Incorporating the principles of value-based insurance design (VBID) can help prevent the negative effects of outcomes-oriented contracting, such as cost-related nonadherence.
This article was collaboratively written by A. Mark Fendrick, MD, director of the Center for Value-Based Insurance Design (V-BID), and several V-BID Center staff.
Outcomes-oriented contracts have the potential to align the interests of patients, health plans, and manufacturers around the goal of responsible healthcare spending while preserving access to care. A new brief from the Center for Value-Based Insurance Design (V-BID), funded by Boehringer Ingelheim, discusses how incorporating principles of VBID can help prevent the negative effects of outcomes-oriented contracting, such as cost-related nonadherence.

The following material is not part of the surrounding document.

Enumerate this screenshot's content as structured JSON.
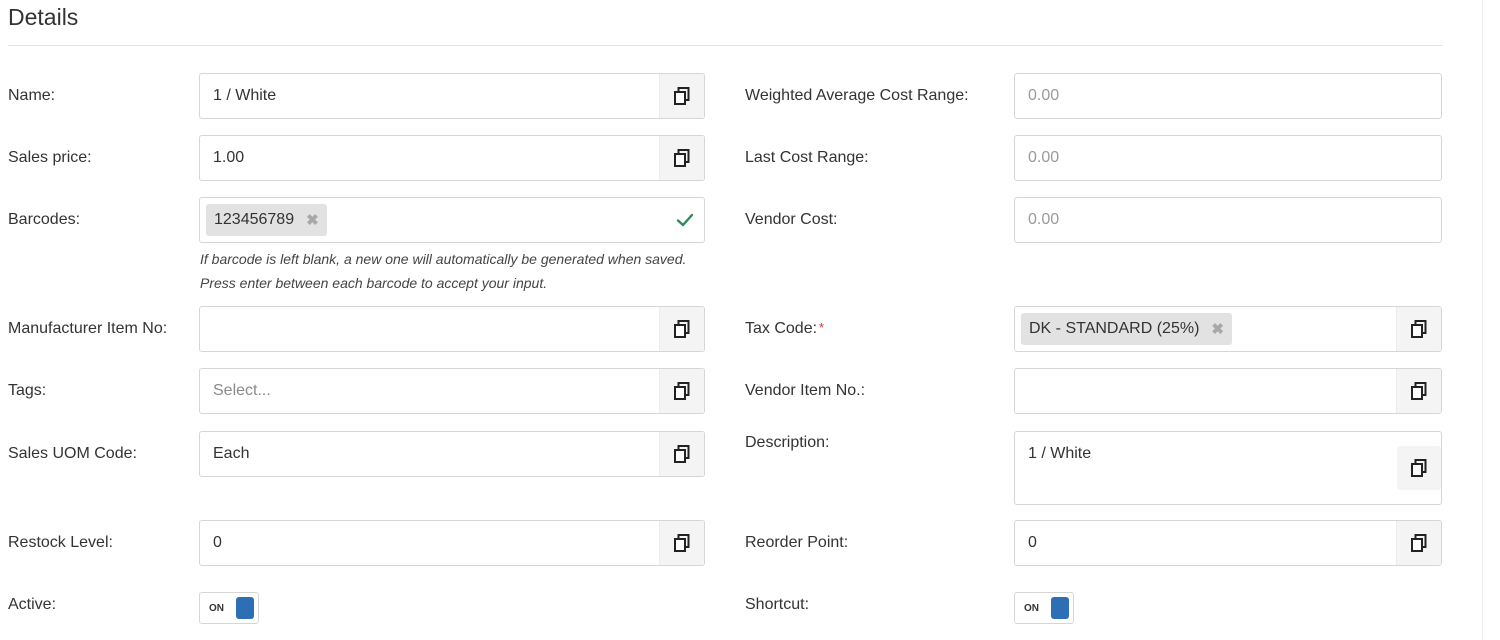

Outcomes-oriented contracts are financial arrangements that tie payment to achieving pre-specified clinical goals, and they have received increasing attention for pharmaceutical companies. Research has shown that 70% of payers and 60% of manufacturers polled indicated an interest in outcomes-oriented contracting.1,2 Motivating this interest is a rise in targeted therapies for narrow patient populations. Outcomes-oriented contracts offer a way for payers to offer access to expensive, breakthrough therapies despite the lack of predictability surrounding patient responses.
Outcomes-oriented arrangements can provide a means for payers to prevent excessive expenditures for patients for whom a drug is not appropriate. However, high cost sharing for patients and potential nonadherence should remain the top priority of payment design.

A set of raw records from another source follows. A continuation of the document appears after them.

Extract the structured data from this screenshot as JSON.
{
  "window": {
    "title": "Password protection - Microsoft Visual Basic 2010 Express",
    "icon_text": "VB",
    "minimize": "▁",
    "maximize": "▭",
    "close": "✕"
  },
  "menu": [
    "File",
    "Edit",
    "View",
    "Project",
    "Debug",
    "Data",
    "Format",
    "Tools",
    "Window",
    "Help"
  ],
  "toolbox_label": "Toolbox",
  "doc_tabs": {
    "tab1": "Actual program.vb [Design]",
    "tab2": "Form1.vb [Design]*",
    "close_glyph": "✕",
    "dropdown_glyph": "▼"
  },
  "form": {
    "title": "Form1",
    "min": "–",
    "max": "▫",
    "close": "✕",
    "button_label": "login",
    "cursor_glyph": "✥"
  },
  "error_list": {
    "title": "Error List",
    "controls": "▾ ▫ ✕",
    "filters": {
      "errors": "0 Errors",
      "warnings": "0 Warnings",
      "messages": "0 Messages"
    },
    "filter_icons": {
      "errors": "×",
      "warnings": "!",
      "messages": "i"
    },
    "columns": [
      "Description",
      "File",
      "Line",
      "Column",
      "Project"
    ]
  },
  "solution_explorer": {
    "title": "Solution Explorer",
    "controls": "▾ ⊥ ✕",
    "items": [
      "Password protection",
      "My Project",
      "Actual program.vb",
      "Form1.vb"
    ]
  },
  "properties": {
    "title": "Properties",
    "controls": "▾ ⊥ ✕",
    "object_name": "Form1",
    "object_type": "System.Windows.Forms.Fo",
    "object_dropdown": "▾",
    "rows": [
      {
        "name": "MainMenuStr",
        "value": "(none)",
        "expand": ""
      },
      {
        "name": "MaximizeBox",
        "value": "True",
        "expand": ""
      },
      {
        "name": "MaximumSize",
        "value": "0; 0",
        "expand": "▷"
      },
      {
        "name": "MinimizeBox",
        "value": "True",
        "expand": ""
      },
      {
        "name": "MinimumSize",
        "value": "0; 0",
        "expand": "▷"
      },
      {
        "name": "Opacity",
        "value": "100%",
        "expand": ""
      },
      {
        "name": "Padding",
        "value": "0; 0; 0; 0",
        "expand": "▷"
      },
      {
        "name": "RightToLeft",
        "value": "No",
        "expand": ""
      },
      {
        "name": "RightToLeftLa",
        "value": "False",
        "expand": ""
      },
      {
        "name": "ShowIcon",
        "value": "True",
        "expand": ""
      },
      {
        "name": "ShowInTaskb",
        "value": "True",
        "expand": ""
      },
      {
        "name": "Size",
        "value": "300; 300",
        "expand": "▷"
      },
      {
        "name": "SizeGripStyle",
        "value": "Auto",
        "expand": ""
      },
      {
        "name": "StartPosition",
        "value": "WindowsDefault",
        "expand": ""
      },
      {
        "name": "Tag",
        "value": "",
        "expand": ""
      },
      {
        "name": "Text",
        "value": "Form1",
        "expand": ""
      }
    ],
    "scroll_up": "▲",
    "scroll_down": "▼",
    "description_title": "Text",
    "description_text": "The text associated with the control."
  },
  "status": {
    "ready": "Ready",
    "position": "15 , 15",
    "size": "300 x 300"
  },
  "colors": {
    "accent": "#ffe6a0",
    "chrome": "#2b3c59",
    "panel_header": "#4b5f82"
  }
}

VBID principles can reduce the risk of cost-related nonadherence by aligning patients’ out-of-pocket cost-sharing with the value of the underlying service. This encourages the use of high-value care while also reducing low-value spending. Outcomes-oriented contracts should, therefore, set patient cost sharing at levels that are not burdensome, as well as ensure that utilization management protocols—such as prior authorizations—are not barriers to access.
To read more about the role of VBID and other recommendations for outcomes-oriented contracting, see the full brief.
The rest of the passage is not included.